Y para quienes ese 24 de abril marcharon vestidas de morado y contaron historias dolorosas con el hashtag #MiPrimerAcoso había un imperativo. Hablar con su propia voz. Ser intérpretes de su propia vida. Ensanchar el largo arco de la historia por la equidad y el respeto y la dignidad. Cargar con letreros que decían "La violencia es el último refugio del incompetente". O "Es mi cuerpo, es mi decisión". O "No me llamo mami, nena, guapa o muñeca". O "Ni golpes que duelan ni palabras que hieran". Mis alumnos y mis amigos y mis colegas y un río púrpura de desconocidas "cargando multitudes", como escribiera el poeta Walt Whitman.
Entonces van estas palabras en agradecimiento a nuestras abuelas, a nuestras madres, a los hombres que nos acompañaron y nos acompañan, a los hombres que entienden que el feminismo es simplemente reconocer a las mujer como un ser humano, a las jóvenes que siguen exigiendo más de lo que su país les da.
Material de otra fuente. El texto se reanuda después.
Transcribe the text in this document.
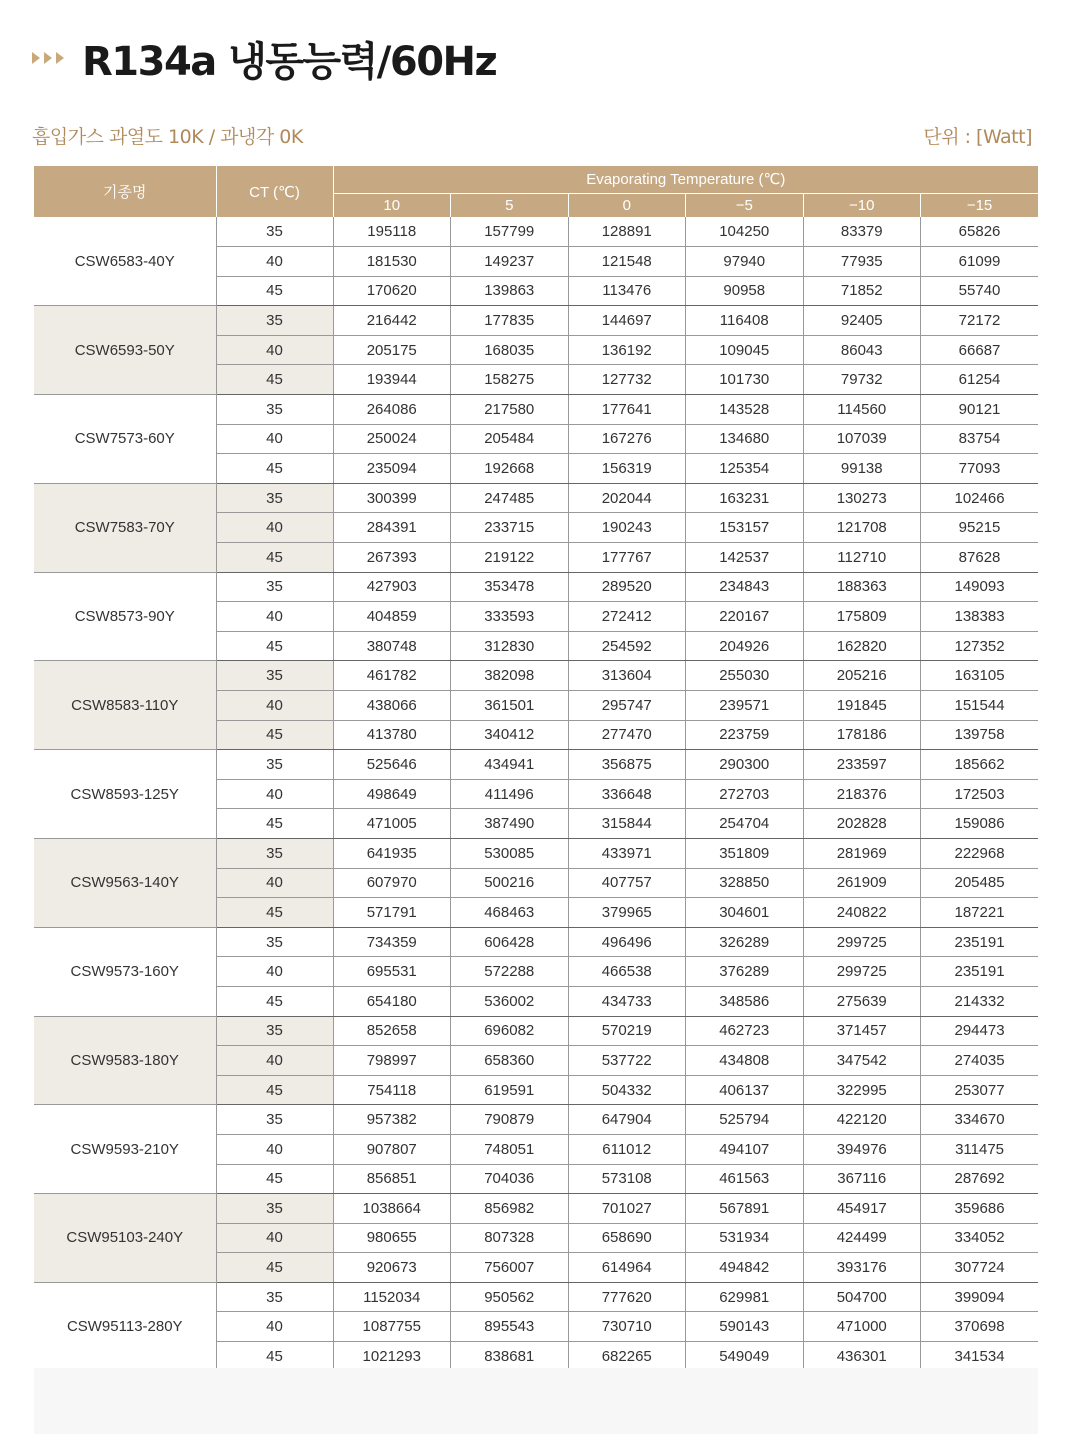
R134a 냉동능력/60Hz
흡입가스 과열도 10K / 과냉각 0K	단위 : [Watt]
기종명	CT (℃)	Evaporating Temperature (℃)					
		10	5	0	−5	−10	−15
CSW6583-40Y	35	195118	157799	128891	104250	83379	65826
	40	181530	149237	121548	97940	77935	61099
	45	170620	139863	113476	90958	71852	55740
CSW6593-50Y	35	216442	177835	144697	116408	92405	72172
	40	205175	168035	136192	109045	86043	66687
	45	193944	158275	127732	101730	79732	61254
CSW7573-60Y	35	264086	217580	177641	143528	114560	90121
	40	250024	205484	167276	134680	107039	83754
	45	235094	192668	156319	125354	99138	77093
CSW7583-70Y	35	300399	247485	202044	163231	130273	102466
	40	284391	233715	190243	153157	121708	95215
	45	267393	219122	177767	142537	112710	87628
CSW8573-90Y	35	427903	353478	289520	234843	188363	149093
	40	404859	333593	272412	220167	175809	138383
	45	380748	312830	254592	204926	162820	127352
CSW8583-110Y	35	461782	382098	313604	255030	205216	163105
	40	438066	361501	295747	239571	191845	151544
	45	413780	340412	277470	223759	178186	139758
CSW8593-125Y	35	525646	434941	356875	290300	233597	185662
	40	498649	411496	336648	272703	218376	172503
	45	471005	387490	315844	254704	202828	159086
CSW9563-140Y	35	641935	530085	433971	351809	281969	222968
	40	607970	500216	407757	328850	261909	205485
	45	571791	468463	379965	304601	240822	187221
CSW9573-160Y	35	734359	606428	496496	326289	299725	235191
	40	695531	572288	466538	376289	299725	235191
	45	654180	536002	434733	348586	275639	214332
CSW9583-180Y	35	852658	696082	570219	462723	371457	294473
	40	798997	658360	537722	434808	347542	274035
	45	754118	619591	504332	406137	322995	253077
CSW9593-210Y	35	957382	790879	647904	525794	422120	334670
	40	907807	748051	611012	494107	394976	311475
	45	856851	704036	573108	461563	367116	287692
CSW95103-240Y	35	1038664	856982	701027	567891	454917	359686
	40	980655	807328	658690	531934	424499	334052
	45	920673	756007	614964	494842	393176	307724
CSW95113-280Y	35	1152034	950562	777620	629981	504700	399094
	40	1087755	895543	730710	590143	471000	370698
	45	1021293	838681	682265	549049	436301	341534
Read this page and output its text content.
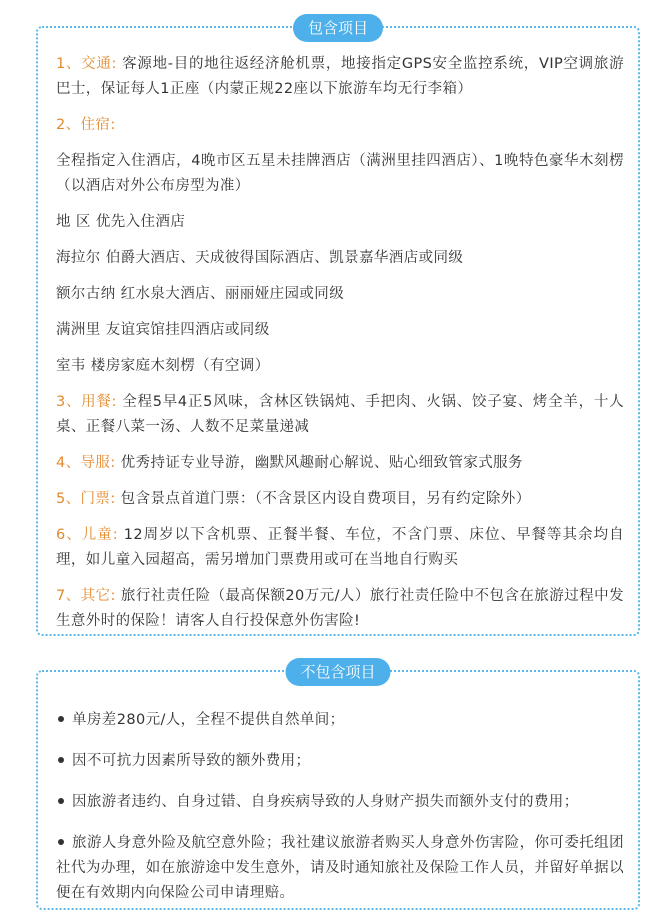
包含项目

1、交通: 客源地-目的地往返经济舱机票，地接指定GPS安全监控系统，VIP空调旅游巴士，保证每人1正座（内蒙正规22座以下旅游车均无行李箱）

2、住宿:

全程指定入住酒店，4晚市区五星未挂牌酒店（满洲里挂四酒店）、1晚特色豪华木刻楞（以酒店对外公布房型为准）

地 区 优先入住酒店

海拉尔 伯爵大酒店、天成彼得国际酒店、凯景嘉华酒店或同级

额尔古纳 红水泉大酒店、丽丽娅庄园或同级

满洲里 友谊宾馆挂四酒店或同级

室韦 楼房家庭木刻楞（有空调）

3、用餐: 全程5早4正5风味，含林区铁锅炖、手把肉、火锅、饺子宴、烤全羊，十人桌、正餐八菜一汤、人数不足菜量递减

4、导服: 优秀持证专业导游，幽默风趣耐心解说、贴心细致管家式服务

5、门票: 包含景点首道门票：（不含景区内设自费项目，另有约定除外）

6、儿童: 12周岁以下含机票、正餐半餐、车位，不含门票、床位、早餐等其余均自理，如儿童入园超高，需另增加门票费用或可在当地自行购买

7、其它: 旅行社责任险（最高保额20万元/人）旅行社责任险中不包含在旅游过程中发生意外时的保险！请客人自行投保意外伤害险!

不包含项目

单房差280元/人，全程不提供自然单间；

因不可抗力因素所导致的额外费用；

因旅游者违约、自身过错、自身疾病导致的人身财产损失而额外支付的费用；

旅游人身意外险及航空意外险；我社建议旅游者购买人身意外伤害险，你可委托组团社代为办理，如在旅游途中发生意外，请及时通知旅社及保险工作人员，并留好单据以便在有效期内向保险公司申请理赔。
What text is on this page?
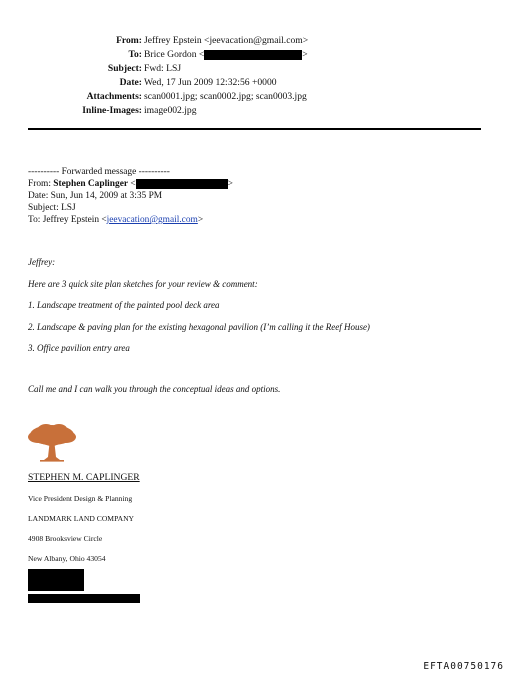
From: Jeffrey Epstein <jeevacation@gmail.com>
To: Brice Gordon <	>
Subject: Fwd: LSJ
Date: Wed, 17 Jun 2009 12:32:56 +0000
Attachments: scan0001.jpg; scan0002.jpg; scan0003.jpg
Inline-Images: image002.jpg
---------- Forwarded message ----------
From: Stephen Caplinger <	>
Date: Sun, Jun 14, 2009 at 3:35 PM
Subject: LSJ
To: Jeffrey Epstein <jeevacation@gmail.com>
Jeffrey:
Here are 3 quick site plan sketches for your review & comment:
1. Landscape treatment of the painted pool deck area
2. Landscape & paving plan for the existing hexagonal pavilion (I’m calling it the Reef House)
3. Office pavilion entry area
Call me and I can walk you through the conceptual ideas and options.
STEPHEN M. CAPLINGER
Vice President Design & Planning
LANDMARK LAND COMPANY
4908 Brooksview Circle
New Albany, Ohio 43054
EFTA00750176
Yo marché ese día por mis alumnas, por mi hija Julia, por tantas mujeres que tienen cosas importantes que contar y que hacer. Marché para que paren de decirles que son congénitamente deshonestas, conspiradoras, confundidas, exageradas, manipuladoras y maliciosas sólo porque se imaginan un México sin muertas o violadas. Marché por su derecho a la vida, a la libertad, a la felicidad, a la sexualidad. Vivas las quiero. Vivas las queremos.